Their adventurer parents have left them alone, and somehow their house in the swamp has blown up (it was probably Mona, born on Monday). Sister Sundae (born on Sunday) remembers that she has the deed to their grandfather’s house, and the children take up residence. Unfortunately, the town doesn’t want them there, especially their new neighbor, Desdemona O’Pinion. She’s sure that a treasure resides in the house, and she knows she can find it if she can just get rid of the kids. But their grandfather has planned for the children to find the treasure, and he has left clues for them to find. Only if they work altogether can the seven Problims locate the treasure and keep their house.
I love Natalie Lloyd’s work, and was so excited that she had a new book coming out that I put a hold on it before the library even got it. But, truthfully, I didn’t enjoy it as much as her previous books. I felt that her previous books were more reality with some magic thrown in for wonder, and The Problim Children was more magic with some reality thrown in. I had a hard time sorting all seven children out to start with, and couldn’t put them into a time frame to give my mind’s eye something to visualize. References to things like Velcro felt very jarring. Okay, so it’s modern day—and the community isn’t fussing about seven children very visibly moving into a house with no adults in evidence? I was sorely tempted to put the book down (nuanced farts really aren’t my thing), but I continued in hopes that it would get better.
Finally, the children sorted themselves out, and I just had to lean hard into my suspension of disbelief. The story didn’t resolve satisfactorily, and there are more books in the works. I’m invested a bit in the storyline now, so I may or may not pick up the others—it all depends on how I’m feeling when they come out.

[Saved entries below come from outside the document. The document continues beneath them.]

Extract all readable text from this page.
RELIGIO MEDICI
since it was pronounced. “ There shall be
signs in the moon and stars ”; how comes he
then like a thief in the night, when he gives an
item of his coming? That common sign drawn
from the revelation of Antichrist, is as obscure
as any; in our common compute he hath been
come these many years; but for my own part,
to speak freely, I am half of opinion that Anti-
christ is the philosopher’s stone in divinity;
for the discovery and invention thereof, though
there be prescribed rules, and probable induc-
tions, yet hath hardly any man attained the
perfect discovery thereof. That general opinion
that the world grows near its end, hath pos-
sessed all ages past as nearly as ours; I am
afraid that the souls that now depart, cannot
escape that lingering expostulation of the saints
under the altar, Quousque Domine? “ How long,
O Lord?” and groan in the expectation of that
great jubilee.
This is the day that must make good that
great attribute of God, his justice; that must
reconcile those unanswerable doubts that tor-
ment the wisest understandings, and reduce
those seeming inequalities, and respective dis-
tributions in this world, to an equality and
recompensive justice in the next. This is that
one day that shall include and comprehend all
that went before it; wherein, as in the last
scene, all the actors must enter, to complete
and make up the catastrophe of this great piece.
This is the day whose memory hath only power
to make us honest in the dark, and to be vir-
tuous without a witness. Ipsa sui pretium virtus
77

That said, I can see how children would enjoy the book. Crazy children living without grownups are a long-standing trope in children’s literature (Pippi Longstocking, anyone?), and everyone knows that children find farts hilarious. And it’s not all hilarity—Thea and Wendall are trying to figure out who they are without one another, and Thea struggles with how to be brave when she’s by herself. Children will relate to her struggles. Recommended for grades 3-5.